Advanced Power Technologies, Inc.
- Company type: Private
- Industry: Semiconductor
- Defunct: 2003; 23 years ago
- Fate: Acquired by BAE Systems Inc.
- Headquarters: Monaca, Pennsylvania, United States

= Advanced Power Technologies =

American defense contractor

Advanced Power Technologies, Inc. (APTI) was an American defense contractor which was acquired by BAE Systems Inc. in March 2003. It was renamed BAE Systems Advanced Technologies.

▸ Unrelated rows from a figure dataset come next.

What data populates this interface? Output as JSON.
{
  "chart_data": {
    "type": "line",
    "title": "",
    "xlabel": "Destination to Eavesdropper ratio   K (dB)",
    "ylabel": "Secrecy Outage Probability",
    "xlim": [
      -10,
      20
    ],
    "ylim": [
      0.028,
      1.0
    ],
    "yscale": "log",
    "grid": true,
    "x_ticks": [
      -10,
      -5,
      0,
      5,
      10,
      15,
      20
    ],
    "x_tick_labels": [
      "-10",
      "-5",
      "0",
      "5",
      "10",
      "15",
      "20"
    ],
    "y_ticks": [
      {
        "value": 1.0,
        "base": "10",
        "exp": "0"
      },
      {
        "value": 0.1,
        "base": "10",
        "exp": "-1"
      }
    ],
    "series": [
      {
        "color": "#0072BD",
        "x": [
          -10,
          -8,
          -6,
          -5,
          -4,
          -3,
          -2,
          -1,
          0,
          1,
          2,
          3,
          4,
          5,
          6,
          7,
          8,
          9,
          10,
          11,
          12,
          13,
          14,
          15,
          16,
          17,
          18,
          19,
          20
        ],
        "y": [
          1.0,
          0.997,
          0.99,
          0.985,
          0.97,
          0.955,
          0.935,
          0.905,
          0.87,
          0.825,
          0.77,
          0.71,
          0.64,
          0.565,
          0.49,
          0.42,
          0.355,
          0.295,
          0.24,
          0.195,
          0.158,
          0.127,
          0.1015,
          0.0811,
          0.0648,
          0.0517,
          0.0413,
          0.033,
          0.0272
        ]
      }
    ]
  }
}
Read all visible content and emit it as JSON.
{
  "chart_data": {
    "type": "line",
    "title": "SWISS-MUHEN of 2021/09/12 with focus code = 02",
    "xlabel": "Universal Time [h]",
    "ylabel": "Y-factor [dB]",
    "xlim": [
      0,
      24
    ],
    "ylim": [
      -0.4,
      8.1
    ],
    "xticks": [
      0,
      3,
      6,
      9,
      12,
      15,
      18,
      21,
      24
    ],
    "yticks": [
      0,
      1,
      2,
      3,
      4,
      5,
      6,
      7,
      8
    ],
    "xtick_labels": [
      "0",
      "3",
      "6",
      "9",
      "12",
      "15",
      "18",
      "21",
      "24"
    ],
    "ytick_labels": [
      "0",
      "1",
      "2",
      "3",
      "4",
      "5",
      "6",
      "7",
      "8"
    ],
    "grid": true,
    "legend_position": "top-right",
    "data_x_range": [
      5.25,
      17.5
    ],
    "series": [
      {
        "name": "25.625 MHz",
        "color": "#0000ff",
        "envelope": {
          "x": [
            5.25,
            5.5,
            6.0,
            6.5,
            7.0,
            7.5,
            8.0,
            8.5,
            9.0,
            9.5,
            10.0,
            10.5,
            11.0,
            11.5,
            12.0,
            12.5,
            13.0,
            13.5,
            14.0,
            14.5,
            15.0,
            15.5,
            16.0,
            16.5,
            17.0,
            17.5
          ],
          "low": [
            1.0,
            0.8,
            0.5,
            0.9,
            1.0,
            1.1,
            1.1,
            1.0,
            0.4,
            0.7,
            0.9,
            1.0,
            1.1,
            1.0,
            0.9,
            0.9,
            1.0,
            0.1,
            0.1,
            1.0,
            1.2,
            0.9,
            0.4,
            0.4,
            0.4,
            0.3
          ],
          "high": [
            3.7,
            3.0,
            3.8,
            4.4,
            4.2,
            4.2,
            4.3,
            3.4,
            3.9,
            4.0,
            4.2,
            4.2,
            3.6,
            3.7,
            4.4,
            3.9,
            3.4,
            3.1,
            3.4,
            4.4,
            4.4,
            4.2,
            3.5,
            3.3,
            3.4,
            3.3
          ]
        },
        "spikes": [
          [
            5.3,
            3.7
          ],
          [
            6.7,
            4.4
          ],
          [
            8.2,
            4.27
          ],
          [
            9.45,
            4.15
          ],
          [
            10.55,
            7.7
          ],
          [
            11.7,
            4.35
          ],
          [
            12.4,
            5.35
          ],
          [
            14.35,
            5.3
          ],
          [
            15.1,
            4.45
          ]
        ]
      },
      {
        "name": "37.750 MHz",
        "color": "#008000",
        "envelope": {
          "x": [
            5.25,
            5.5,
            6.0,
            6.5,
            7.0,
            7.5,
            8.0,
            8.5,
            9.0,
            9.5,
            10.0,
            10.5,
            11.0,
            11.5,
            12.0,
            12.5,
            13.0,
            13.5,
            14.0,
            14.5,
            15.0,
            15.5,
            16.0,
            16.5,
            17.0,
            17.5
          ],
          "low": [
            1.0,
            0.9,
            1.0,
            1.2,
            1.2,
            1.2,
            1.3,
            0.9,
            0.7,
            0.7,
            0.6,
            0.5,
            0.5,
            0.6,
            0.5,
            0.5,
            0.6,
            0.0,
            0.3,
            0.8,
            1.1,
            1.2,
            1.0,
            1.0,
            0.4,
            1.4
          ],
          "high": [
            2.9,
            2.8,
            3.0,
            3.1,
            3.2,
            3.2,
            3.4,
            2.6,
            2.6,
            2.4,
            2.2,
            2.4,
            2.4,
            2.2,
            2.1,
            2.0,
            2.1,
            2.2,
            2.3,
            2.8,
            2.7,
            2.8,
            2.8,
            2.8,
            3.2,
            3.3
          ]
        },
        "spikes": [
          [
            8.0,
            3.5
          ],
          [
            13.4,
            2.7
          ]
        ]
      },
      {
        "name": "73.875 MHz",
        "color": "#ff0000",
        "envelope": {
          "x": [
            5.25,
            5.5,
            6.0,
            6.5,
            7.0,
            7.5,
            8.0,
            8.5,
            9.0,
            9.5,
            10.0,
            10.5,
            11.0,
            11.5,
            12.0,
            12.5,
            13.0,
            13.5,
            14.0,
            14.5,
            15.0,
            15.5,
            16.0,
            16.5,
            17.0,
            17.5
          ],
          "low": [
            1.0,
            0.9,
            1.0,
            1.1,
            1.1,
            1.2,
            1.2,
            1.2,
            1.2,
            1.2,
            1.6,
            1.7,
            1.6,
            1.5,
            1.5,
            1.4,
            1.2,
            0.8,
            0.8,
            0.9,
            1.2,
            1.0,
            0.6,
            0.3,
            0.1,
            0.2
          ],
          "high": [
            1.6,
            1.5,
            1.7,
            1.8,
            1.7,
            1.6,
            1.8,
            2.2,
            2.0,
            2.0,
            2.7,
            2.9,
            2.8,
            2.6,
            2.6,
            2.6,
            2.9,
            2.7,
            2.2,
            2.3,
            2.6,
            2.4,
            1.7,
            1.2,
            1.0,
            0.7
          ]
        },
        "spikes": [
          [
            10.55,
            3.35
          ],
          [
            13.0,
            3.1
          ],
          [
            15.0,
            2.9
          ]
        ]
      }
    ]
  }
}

Aerospace Daily said APTI's "core competencies include radio frequency and optical engineering, communications, networking and signal and data exploitation. It also works on microwave engineering, antenna design and development, optical sensors, plasma and shock physics, advanced ordnance systems, non-destructive testing, signal and image processing and digital control systems."

==History==
The company was founded by Atlantic Richfield Company (ARCO) as ARCO Advanced Technologies in the late 1980s in Monaca, Pennsylvania. In 1992, the company was involved in the High Frequency Active Auroral Research Project (HAARP) after this project was approved by the U.S. Congress in 1992. A year later, the U.S. Air Force announced that APTI would become the prime contractor of the program. It was acquired by E-Systems in June 1994 and renamed Advanced Power Technologies.

In 1995 E-Systems was itself acquired by Raytheon. In January 1998 APTI was de-merged in a management buy-out to become a private company.